Aktenfälschung in der Generalstaatsanwaltschaft Frankfurt. A. Main von Hoffmann

>Wenn Staatsanwälten eine Akte nicht passt, reißen sie Seiten heraus und schreiben eigene Ergießungen ein, bis das drin steht, was jenen Staatsanwälten günstig erscheint. Das ist üblich, wird aber immer vertuscht. Erst als ein Justizangchöriger mit seinem persönlichen Anliegen wegen aktenlalschender Kollegen Schiffbruch erleidet, gibt es etwas Aufregung.

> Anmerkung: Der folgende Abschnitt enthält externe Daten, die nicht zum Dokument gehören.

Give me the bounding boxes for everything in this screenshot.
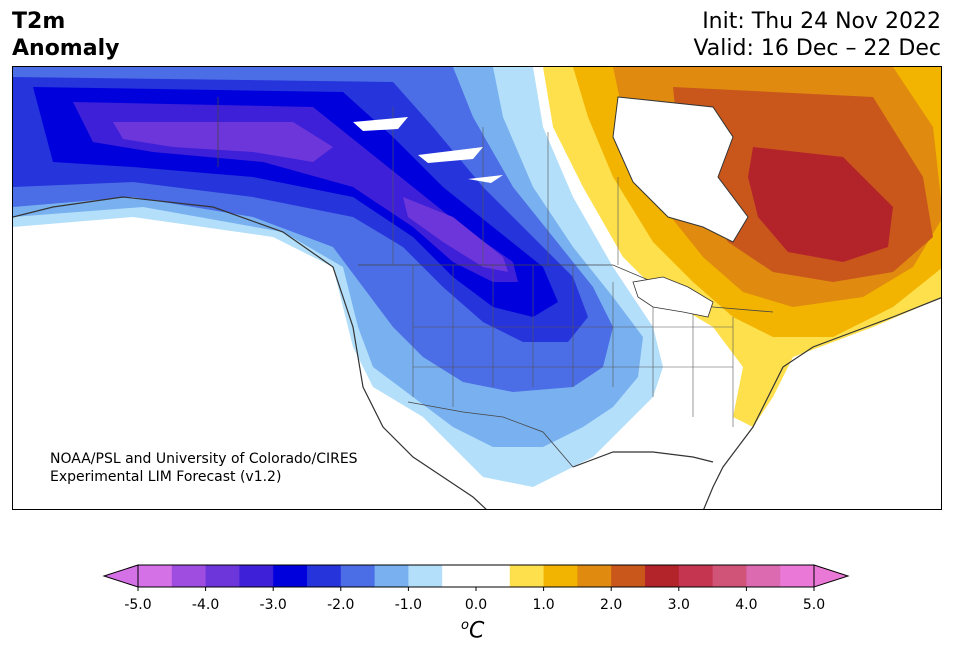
colorbar-segment [273,565,308,587]
colorbar-tick-label: -5.0 [124,597,152,613]
map-canvas [13,67,941,509]
colorbar-over-arrow [813,564,850,588]
us-mexico-border [407,401,574,468]
colorbar-segment [374,565,409,587]
variable-title: T2m [12,9,66,34]
colorbar-segment [138,565,173,587]
colorbar-segment [171,565,207,587]
colorbar-segment [712,565,747,587]
colorbar-tick-label: -4.0 [191,597,220,613]
great-lakes [632,276,714,318]
northern-lakes [353,117,503,183]
anomaly-subtitle: Anomaly [12,36,120,61]
credit-line-1: NOAA/PSL and University of Colorado/CIRE… [50,451,358,467]
valid-date: Valid: 16 Dec – 22 Dec [693,36,941,61]
cold-anomaly-3.5b [403,197,508,272]
colorbar-unit: oC [461,618,485,644]
colorbar-tick-label: -1.0 [394,597,423,613]
hudson-bay [612,96,749,243]
colorbar-segment [746,565,781,587]
colorbar-segment [611,565,646,587]
colorbar-segment [543,565,578,587]
colorbar-segment [307,565,342,587]
colorbar-ticks [137,587,815,591]
colorbar-segment [408,565,443,587]
warm-anomaly-3.0 [748,147,893,262]
colorbar-segment [780,565,815,587]
colorbar-segment [678,565,714,587]
colorbar-tick-label: 2.0 [600,597,623,613]
init-date: Init: Thu 24 Nov 2022 [702,9,941,34]
title-right: Init: Thu 24 Nov 2022 Valid: 16 Dec – 22… [693,8,941,62]
colorbar-segment [239,565,274,587]
cold-anomaly-3.5 [113,122,333,162]
credit-text: NOAA/PSL and University of Colorado/CIRE… [50,450,358,486]
colorbar-segment [340,565,376,587]
colorbar-segment [645,565,680,587]
state-lines [412,265,734,427]
colorbar-segment [205,565,240,587]
colorbar-tick-label: 3.0 [667,597,690,613]
credit-line-2: Experimental LIM Forecast (v1.2) [50,469,282,485]
colorbar-segment [509,565,545,587]
colorbar-tick-label: -2.0 [327,597,355,613]
gulf-coast [572,451,714,468]
colorbar-segment [577,565,612,587]
colorbar-tick-label: -3.0 [259,597,287,613]
colorbar-tick-label: 0.0 [464,597,488,613]
colorbar-tick-label: 5.0 [802,597,826,613]
province-lines [392,107,619,265]
colorbar-tick-label: 1.0 [532,597,555,613]
anomaly-map: NOAA/PSL and University of Colorado/CIRE… [12,66,942,510]
colorbar-segments [138,565,815,587]
colorbar-tick-label: 4.0 [735,597,758,613]
title-left: T2m Anomaly [12,8,119,62]
colorbar-under-arrow [102,564,139,588]
coastline-east [703,297,941,509]
coastline-west [13,196,487,509]
colorbar-segment [442,565,511,587]
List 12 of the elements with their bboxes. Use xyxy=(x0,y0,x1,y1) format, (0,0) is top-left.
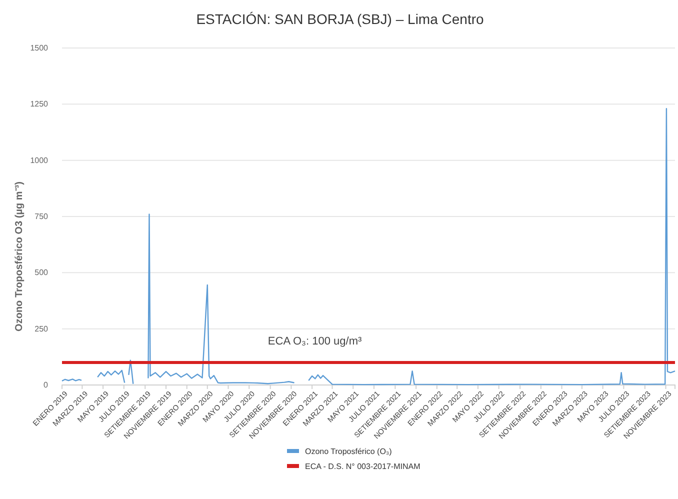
y-tick-label: 0 xyxy=(44,380,49,390)
y-tick-label: 1500 xyxy=(30,44,49,53)
y-tick-label: 1250 xyxy=(30,100,49,109)
y-tick-label: 1000 xyxy=(30,156,49,165)
annotation: ECA O₃: 100 ug/m³ xyxy=(268,336,362,348)
legend-label: Ozono Troposférico (O₃) xyxy=(305,447,392,456)
y-tick-label: 500 xyxy=(34,268,49,278)
chart-title: ESTACIÓN: SAN BORJA (SBJ) – Lima Centro xyxy=(196,11,484,27)
y-axis-title: Ozono Troposférico O3 (µg m⁻³) xyxy=(14,182,25,332)
y-tick-label: 750 xyxy=(34,212,49,222)
legend-label: ECA - D.S. N° 003-2017-MINAM xyxy=(305,462,421,471)
y-tick-label: 250 xyxy=(34,324,49,334)
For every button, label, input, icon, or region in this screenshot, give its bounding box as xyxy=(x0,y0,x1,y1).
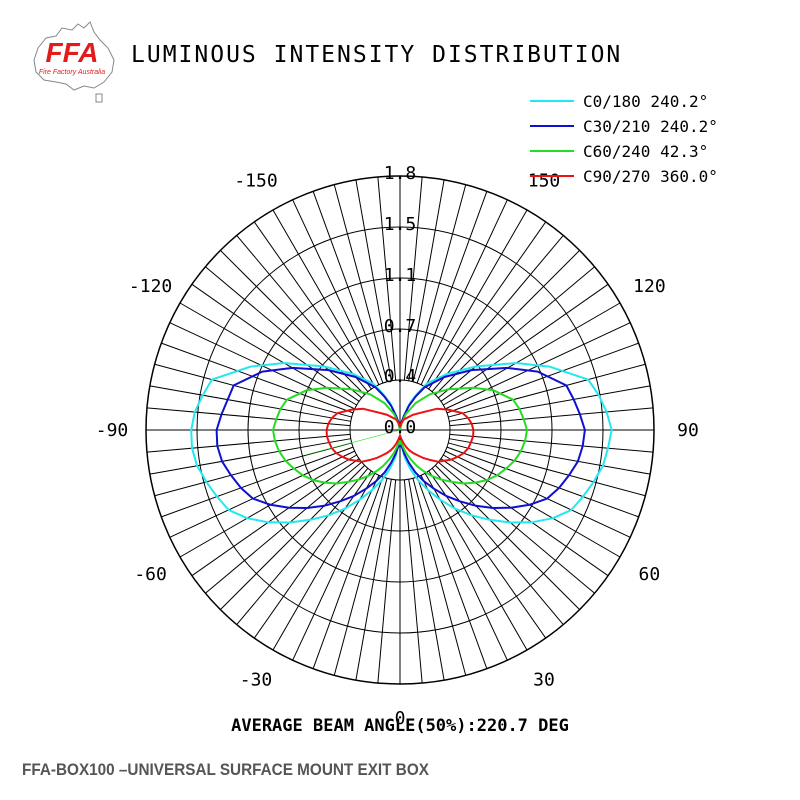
radial-tick-label: 0.4 xyxy=(384,366,417,387)
logo-subtext: Fire Factory Australia xyxy=(39,69,105,76)
angle-label: -120 xyxy=(129,276,172,297)
series-marker-line xyxy=(304,429,401,456)
angle-label: -90 xyxy=(96,420,129,441)
angle-label: -150 xyxy=(234,171,277,192)
legend-entry: C60/240 42.3° xyxy=(583,142,708,161)
grid-ring xyxy=(298,328,502,532)
logo-text: FFA xyxy=(46,37,99,68)
angle-label: 0 xyxy=(395,708,406,729)
radial-tick-label: 0.0 xyxy=(384,417,417,438)
legend-entry: C0/180 240.2° xyxy=(583,92,708,111)
legend-entry: C30/210 240.2° xyxy=(583,117,718,136)
polar-grid xyxy=(145,175,655,685)
grid-ring xyxy=(196,226,604,634)
legend: C0/180 240.2° C30/210 240.2° C60/240 42.… xyxy=(530,92,718,186)
angle-label: 60 xyxy=(639,564,661,585)
ffa-logo: FFA Fire Factory Australia xyxy=(33,21,115,103)
series-layer xyxy=(190,362,613,524)
australia-map-icon xyxy=(33,21,115,103)
grid-ring xyxy=(349,379,451,481)
radial-tick-label: 1.1 xyxy=(384,265,417,286)
grid-ring xyxy=(145,175,655,685)
series-line xyxy=(325,407,475,463)
grid-ring xyxy=(247,277,553,583)
series-line xyxy=(215,366,586,509)
page-title: LUMINOUS INTENSITY DISTRIBUTION xyxy=(131,42,623,68)
angle-label: 120 xyxy=(633,276,666,297)
radial-tick-label: 0.7 xyxy=(384,316,417,337)
product-title: FFA-BOX100 –UNIVERSAL SURFACE MOUNT EXIT… xyxy=(22,760,429,779)
angle-label: 30 xyxy=(533,669,555,690)
angle-label: 90 xyxy=(677,420,699,441)
angle-label: -30 xyxy=(240,669,273,690)
beam-angle-label: AVERAGE BEAM ANGLE(50%):220.7 DEG xyxy=(231,716,569,736)
series-line xyxy=(272,386,528,485)
legend-entry: C90/270 360.0° xyxy=(583,167,718,186)
angle-label: -60 xyxy=(134,564,167,585)
angle-label: 150 xyxy=(528,171,561,192)
radial-tick-label: 1.5 xyxy=(384,214,417,235)
radial-tick-label: 1.8 xyxy=(384,163,417,184)
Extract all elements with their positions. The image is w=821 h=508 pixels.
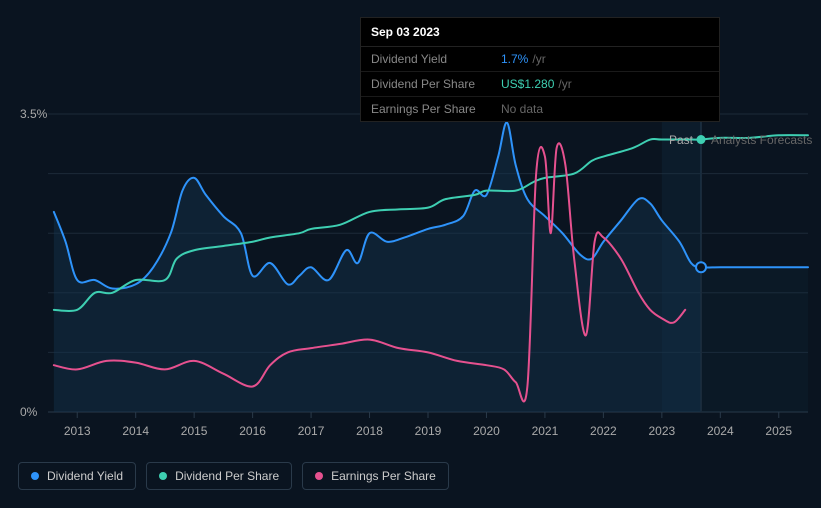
dividend-chart: Sep 03 2023 Dividend Yield1.7%/yrDividen…	[0, 0, 821, 508]
x-axis-label: 2014	[122, 424, 149, 438]
tooltip-row-label: Dividend Yield	[371, 52, 501, 66]
analysts-forecasts-label: Analysts Forecasts	[711, 133, 812, 147]
tooltip-row: Earnings Per ShareNo data	[361, 97, 719, 121]
tooltip-date: Sep 03 2023	[361, 18, 719, 47]
tooltip-row: Dividend Yield1.7% /yr	[361, 47, 719, 72]
legend-label: Earnings Per Share	[331, 469, 436, 483]
tooltip-row-value: No data	[501, 102, 543, 116]
x-axis-label: 2018	[356, 424, 383, 438]
x-axis-label: 2020	[473, 424, 500, 438]
tooltip-row-unit: /yr	[532, 52, 545, 66]
legend-dot-icon	[159, 472, 167, 480]
x-axis-label: 2013	[64, 424, 91, 438]
legend-label: Dividend Yield	[47, 469, 123, 483]
legend-dot-icon	[31, 472, 39, 480]
chart-legend: Dividend Yield Dividend Per Share Earnings…	[18, 462, 449, 490]
tooltip-row-label: Earnings Per Share	[371, 102, 501, 116]
x-axis-label: 2022	[590, 424, 617, 438]
tooltip-row: Dividend Per ShareUS$1.280/yr	[361, 72, 719, 97]
tooltip-row-value: US$1.280	[501, 77, 554, 91]
chart-tooltip: Sep 03 2023 Dividend Yield1.7%/yrDividen…	[360, 17, 720, 122]
tooltip-row-unit: /yr	[558, 77, 571, 91]
legend-label: Dividend Per Share	[175, 469, 279, 483]
x-axis-label: 2016	[239, 424, 266, 438]
x-axis-label: 2023	[648, 424, 675, 438]
y-axis-label: 3.5%	[20, 107, 47, 121]
x-axis-label: 2017	[298, 424, 325, 438]
past-label: Past	[669, 133, 693, 147]
legend-item[interactable]: Dividend Per Share	[146, 462, 292, 490]
tooltip-row-label: Dividend Per Share	[371, 77, 501, 91]
x-axis-label: 2024	[707, 424, 734, 438]
y-axis-label: 0%	[20, 405, 37, 419]
x-axis-label: 2015	[181, 424, 208, 438]
x-axis-label: 2019	[415, 424, 442, 438]
legend-item[interactable]: Dividend Yield	[18, 462, 136, 490]
x-axis-label: 2025	[765, 424, 792, 438]
legend-dot-icon	[315, 472, 323, 480]
legend-item[interactable]: Earnings Per Share	[302, 462, 449, 490]
x-axis-label: 2021	[532, 424, 559, 438]
tooltip-row-value: 1.7%	[501, 52, 528, 66]
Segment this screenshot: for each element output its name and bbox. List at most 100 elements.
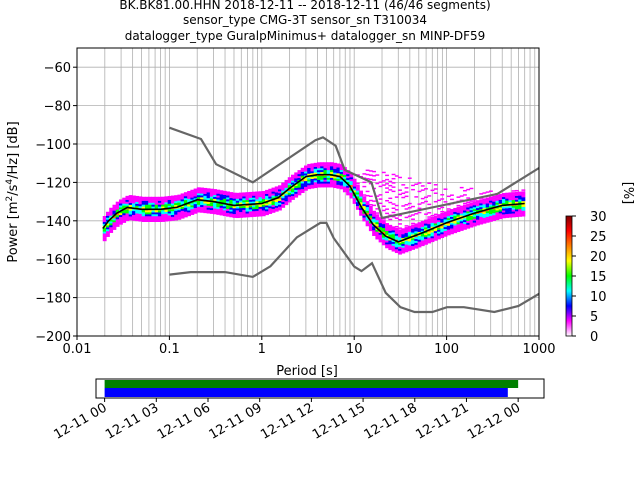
heatmap-cell	[505, 200, 510, 203]
heatmap-cell	[187, 212, 191, 215]
heatmap-cell	[206, 192, 211, 195]
heatmap-cell	[514, 207, 519, 210]
heatmap-cell	[138, 204, 143, 207]
heatmap-cell	[349, 184, 354, 187]
heatmap-cell	[141, 196, 146, 199]
heatmap-cell	[222, 211, 227, 215]
heatmap-cell	[437, 223, 441, 226]
heatmap-cell	[417, 237, 422, 240]
heatmap-cell	[164, 219, 169, 222]
heatmap-cell	[258, 206, 263, 209]
heatmap-cell	[472, 199, 477, 201]
heatmap-cell	[122, 199, 127, 202]
heatmap-cell	[128, 214, 133, 217]
heatmap-cell	[378, 226, 383, 229]
heatmap-cell	[443, 234, 448, 237]
heatmap-cell	[271, 187, 276, 190]
heatmap-cell	[469, 225, 474, 228]
heatmap-cell	[151, 217, 156, 221]
heatmap-cell	[362, 200, 367, 203]
heatmap-cell	[235, 194, 240, 197]
heatmap-cell	[112, 216, 117, 219]
heatmap-cell	[320, 179, 325, 182]
heatmap-cell	[485, 220, 490, 223]
heatmap-cell	[239, 200, 243, 203]
heatmap-cell	[258, 208, 263, 211]
heatmap-cell	[381, 227, 386, 230]
heatmap-cell	[498, 211, 503, 214]
heatmap-cell	[511, 211, 516, 214]
heatmap-cell	[359, 194, 364, 197]
heatmap-cell	[391, 173, 396, 176]
heatmap-cell	[242, 205, 247, 208]
heatmap-cell	[122, 211, 127, 214]
heatmap-cell	[200, 195, 204, 198]
heatmap-cell	[281, 203, 286, 206]
heatmap-cell	[336, 173, 341, 176]
heatmap-cell	[109, 209, 114, 212]
heatmap-cell	[411, 184, 415, 187]
heatmap-cell	[287, 198, 292, 201]
heatmap-cell	[255, 214, 260, 217]
heatmap-cell	[313, 166, 318, 169]
heatmap-cell	[349, 173, 354, 176]
heatmap-cell	[112, 210, 117, 213]
heatmap-cell	[336, 169, 341, 172]
heatmap-cell	[469, 223, 474, 226]
heatmap-cell	[261, 208, 266, 211]
heatmap-cell	[440, 224, 445, 227]
heatmap-cell	[209, 202, 214, 205]
heatmap-cell	[495, 204, 500, 207]
heatmap-cell	[122, 218, 127, 221]
heatmap-cell	[174, 197, 179, 200]
heatmap-cell	[404, 230, 409, 234]
heatmap-cell	[326, 175, 331, 178]
heatmap-cell	[138, 219, 143, 222]
heatmap-cell	[427, 241, 432, 244]
heatmap-cell	[329, 171, 334, 174]
heatmap-cell	[287, 194, 292, 197]
heatmap-cell	[355, 194, 360, 197]
heatmap-cell	[514, 212, 519, 216]
heatmap-cell	[404, 242, 409, 245]
heatmap-cell	[213, 206, 217, 209]
heatmap-cell	[479, 214, 484, 217]
heatmap-cell	[109, 211, 114, 214]
heatmap-cell	[226, 204, 230, 208]
heatmap-cell	[102, 217, 107, 221]
heatmap-cell	[109, 207, 114, 210]
heatmap-cell	[164, 215, 169, 218]
heatmap-cell	[235, 200, 240, 203]
heatmap-cell	[459, 186, 464, 189]
heatmap-cell	[242, 213, 247, 216]
heatmap-cell	[278, 189, 282, 192]
heatmap-cell	[469, 202, 474, 205]
heatmap-cell	[365, 206, 370, 209]
heatmap-cell	[252, 207, 256, 210]
heatmap-cell	[388, 218, 393, 221]
heatmap-cell	[407, 239, 412, 242]
y-tick-label: −100	[35, 138, 71, 153]
heatmap-cell	[122, 214, 127, 218]
heatmap-cell	[252, 205, 256, 208]
heatmap-cell	[135, 217, 140, 220]
heatmap-cell	[307, 183, 312, 186]
heatmap-cell	[128, 204, 133, 207]
heatmap-cell	[398, 248, 402, 251]
heatmap-cell	[229, 211, 234, 214]
heatmap-cell	[456, 196, 461, 198]
heatmap-cell	[232, 202, 237, 205]
heatmap-cell	[446, 195, 451, 198]
heatmap-cell	[170, 201, 175, 204]
heatmap-cell	[437, 219, 441, 223]
heatmap-cell	[394, 229, 399, 232]
heatmap-cell	[226, 195, 230, 198]
heatmap-cell	[294, 187, 299, 190]
heatmap-cell	[342, 184, 347, 187]
heatmap-cell	[362, 196, 367, 199]
heatmap-cell	[252, 214, 256, 217]
heatmap-cell	[381, 239, 386, 242]
heatmap-cell	[427, 223, 432, 227]
heatmap-cell	[514, 214, 519, 218]
heatmap-cell	[232, 208, 237, 211]
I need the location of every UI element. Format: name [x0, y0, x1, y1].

Der Vorsitzende Richter Friedhelm Damm am Landgericht Kassel zeigte zwei Rechtsanwälte an, sie hätten ihn genötigt. Staatsanwaltschaft, Generalstaatsanwaltschaft und Oberlandesgericht, alle in Frankfurt, hatten jedoch keine Lust sich an einem vieljährigen Prozess zu beteiligen. Sie stellten das Verfahren ein.

Daraufhin – 2001 – nimmt Richter Damm Einsicht in die Ermittlungsakte. Damm stellt fest, dass die Generalstaatsanwaltschaft seinen Schriftsatz entfernt und durch eigene Kommentare ersetzt hat. Der Leiter der Beschwerdeabteilung in der Generalstaatsanwaltschaft hatte einem untergebenen Staatsanwalt befohlen die Akte zu manipulieren.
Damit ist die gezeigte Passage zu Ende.